Kenya’s President Uhuru Kenyatta was declared the winner Friday of a disputed election with 54.27 percent of votes, beating his rival Raila Odinga who scored 44.74 percent, the election commission announced.
“Having fulfilled the requirement by law… I therefore wish to declare Uhuru Kenyatta… as president elect,” said polls commission chairman Wafula Chebukati, as cheers and singing broke out at the national tallying centre.
Odinga’s campaign on Friday suggested a possible way out of the dispute, with officials saying they might accept the results if they were able to inspect the electoral commission’s computer servers.
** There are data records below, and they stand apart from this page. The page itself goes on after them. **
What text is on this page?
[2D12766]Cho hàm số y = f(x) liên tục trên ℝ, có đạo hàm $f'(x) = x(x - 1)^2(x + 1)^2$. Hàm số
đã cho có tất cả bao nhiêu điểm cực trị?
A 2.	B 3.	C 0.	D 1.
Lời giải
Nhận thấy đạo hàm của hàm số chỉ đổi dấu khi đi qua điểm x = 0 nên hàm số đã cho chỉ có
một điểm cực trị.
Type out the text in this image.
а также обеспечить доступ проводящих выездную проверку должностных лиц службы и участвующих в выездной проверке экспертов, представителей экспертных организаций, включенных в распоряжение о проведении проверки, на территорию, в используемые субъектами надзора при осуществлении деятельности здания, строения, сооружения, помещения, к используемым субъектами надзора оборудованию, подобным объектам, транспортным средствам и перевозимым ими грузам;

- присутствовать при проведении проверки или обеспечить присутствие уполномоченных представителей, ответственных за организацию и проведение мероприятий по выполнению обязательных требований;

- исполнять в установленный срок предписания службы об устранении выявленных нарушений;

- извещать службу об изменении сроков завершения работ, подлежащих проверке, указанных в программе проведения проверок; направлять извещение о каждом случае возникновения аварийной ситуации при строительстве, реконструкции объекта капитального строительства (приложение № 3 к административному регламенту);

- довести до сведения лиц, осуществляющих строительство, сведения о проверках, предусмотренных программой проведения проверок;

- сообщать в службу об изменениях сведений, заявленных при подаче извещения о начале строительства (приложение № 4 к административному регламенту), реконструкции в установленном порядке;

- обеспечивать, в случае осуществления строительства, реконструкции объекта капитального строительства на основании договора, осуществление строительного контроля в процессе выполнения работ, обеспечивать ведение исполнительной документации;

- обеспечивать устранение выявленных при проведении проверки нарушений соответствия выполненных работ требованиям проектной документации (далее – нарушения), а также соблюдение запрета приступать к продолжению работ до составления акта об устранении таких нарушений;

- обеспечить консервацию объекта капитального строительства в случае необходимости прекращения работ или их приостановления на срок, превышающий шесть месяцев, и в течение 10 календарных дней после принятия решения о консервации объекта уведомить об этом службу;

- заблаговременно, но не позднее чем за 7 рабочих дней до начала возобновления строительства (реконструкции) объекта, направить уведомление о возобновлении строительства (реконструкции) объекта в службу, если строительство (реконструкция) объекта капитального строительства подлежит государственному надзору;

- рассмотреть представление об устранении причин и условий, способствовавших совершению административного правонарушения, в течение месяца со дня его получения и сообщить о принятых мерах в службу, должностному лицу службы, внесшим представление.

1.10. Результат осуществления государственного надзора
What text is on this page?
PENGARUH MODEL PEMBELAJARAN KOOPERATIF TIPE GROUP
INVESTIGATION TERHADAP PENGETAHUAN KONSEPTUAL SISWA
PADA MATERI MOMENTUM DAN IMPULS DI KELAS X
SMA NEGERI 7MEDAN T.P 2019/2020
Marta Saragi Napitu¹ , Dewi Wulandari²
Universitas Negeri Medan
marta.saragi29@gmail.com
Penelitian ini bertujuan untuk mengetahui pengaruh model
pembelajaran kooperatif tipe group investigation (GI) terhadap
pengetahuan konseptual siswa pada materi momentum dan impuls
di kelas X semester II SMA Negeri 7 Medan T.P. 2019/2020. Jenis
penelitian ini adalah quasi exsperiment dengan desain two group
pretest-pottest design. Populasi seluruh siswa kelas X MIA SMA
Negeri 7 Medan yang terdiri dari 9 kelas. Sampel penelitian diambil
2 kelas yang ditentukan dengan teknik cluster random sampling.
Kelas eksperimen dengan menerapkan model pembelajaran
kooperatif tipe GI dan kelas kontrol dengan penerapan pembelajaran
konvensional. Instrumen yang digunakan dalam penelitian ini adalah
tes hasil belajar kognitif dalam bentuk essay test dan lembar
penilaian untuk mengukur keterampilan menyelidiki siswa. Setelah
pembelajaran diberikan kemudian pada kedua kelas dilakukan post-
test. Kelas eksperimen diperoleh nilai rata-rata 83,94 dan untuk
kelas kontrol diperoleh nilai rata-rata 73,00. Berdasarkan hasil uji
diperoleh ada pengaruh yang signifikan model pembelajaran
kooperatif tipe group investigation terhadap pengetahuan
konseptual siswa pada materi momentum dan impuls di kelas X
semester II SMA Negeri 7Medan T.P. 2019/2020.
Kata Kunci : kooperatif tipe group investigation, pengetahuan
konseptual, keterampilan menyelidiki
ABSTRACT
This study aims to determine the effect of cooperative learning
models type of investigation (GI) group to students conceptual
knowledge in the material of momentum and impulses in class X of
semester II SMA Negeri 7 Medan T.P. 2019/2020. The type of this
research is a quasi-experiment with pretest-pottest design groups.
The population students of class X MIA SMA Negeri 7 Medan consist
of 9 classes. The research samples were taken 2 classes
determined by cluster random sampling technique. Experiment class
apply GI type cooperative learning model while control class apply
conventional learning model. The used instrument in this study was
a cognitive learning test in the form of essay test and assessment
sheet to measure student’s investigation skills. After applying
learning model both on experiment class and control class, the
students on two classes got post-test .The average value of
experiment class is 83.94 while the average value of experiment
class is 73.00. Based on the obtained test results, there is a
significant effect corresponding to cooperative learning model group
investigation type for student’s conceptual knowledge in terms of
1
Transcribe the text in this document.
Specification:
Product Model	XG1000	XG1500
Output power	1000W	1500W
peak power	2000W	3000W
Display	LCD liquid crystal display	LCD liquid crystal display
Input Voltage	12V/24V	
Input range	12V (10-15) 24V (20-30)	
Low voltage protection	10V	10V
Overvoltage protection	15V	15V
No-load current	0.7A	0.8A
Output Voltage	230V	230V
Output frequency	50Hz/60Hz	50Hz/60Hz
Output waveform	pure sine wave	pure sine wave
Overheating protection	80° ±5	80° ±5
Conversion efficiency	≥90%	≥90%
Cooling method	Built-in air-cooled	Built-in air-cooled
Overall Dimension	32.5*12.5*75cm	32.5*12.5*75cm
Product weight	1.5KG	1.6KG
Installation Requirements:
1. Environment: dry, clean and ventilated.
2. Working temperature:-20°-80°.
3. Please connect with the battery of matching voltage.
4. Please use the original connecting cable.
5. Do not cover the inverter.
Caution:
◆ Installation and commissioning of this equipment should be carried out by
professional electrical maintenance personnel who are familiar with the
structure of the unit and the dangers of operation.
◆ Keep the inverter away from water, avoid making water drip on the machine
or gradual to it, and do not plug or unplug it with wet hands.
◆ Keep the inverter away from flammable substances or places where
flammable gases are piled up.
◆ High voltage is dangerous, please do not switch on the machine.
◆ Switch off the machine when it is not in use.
But for days, some of his most extreme supporters have promised to take to the streets if Kenyatta was announced the winner.
According to the official results, Kenyatta received 54.2 percent of the votes to Odinga’s 44.7 percent.
This week, Nairobi, normally a frenetic city of legendary traffic jams, was transformed into a relative ghost town, with many families leaving out of fear. On Friday morning, in anticipation of the official results being announced, Odinga’s supporters staged small demonstrations in some areas, taunting the police and chanting “No Raila, no peace.”
Even though Kenya has been considered a model of political and economic stability in East Africa in recent years, it is riven by tribal loyalties. In 2007, more than 1,000 people were killed in ethnic violence after Odinga lost that year’s presidential election amid alleged vote-rigging.
Kenyatta, 55, the son of Kenya’s first president, Jomo Kenyatta, is a member of the Kukuyu ethnic group, which has dominated politics since Kenya’s independence from Britain in 1963. Odinga, his longtime political rival, belongs to the Luo tribe.
Kenyatta was first elected in 2013, and has tried to project the image of a reformer, even as his government has been plagued by allegations of corruption. In his campaign, he emphasized his commitment to expanding Kenya’s infrastructure.
In an acceptance speech, Kenyatta addressed his opponents, saying: “We are not enemies. We are all citizens of one republic,” He later added, “There is no need for violence.”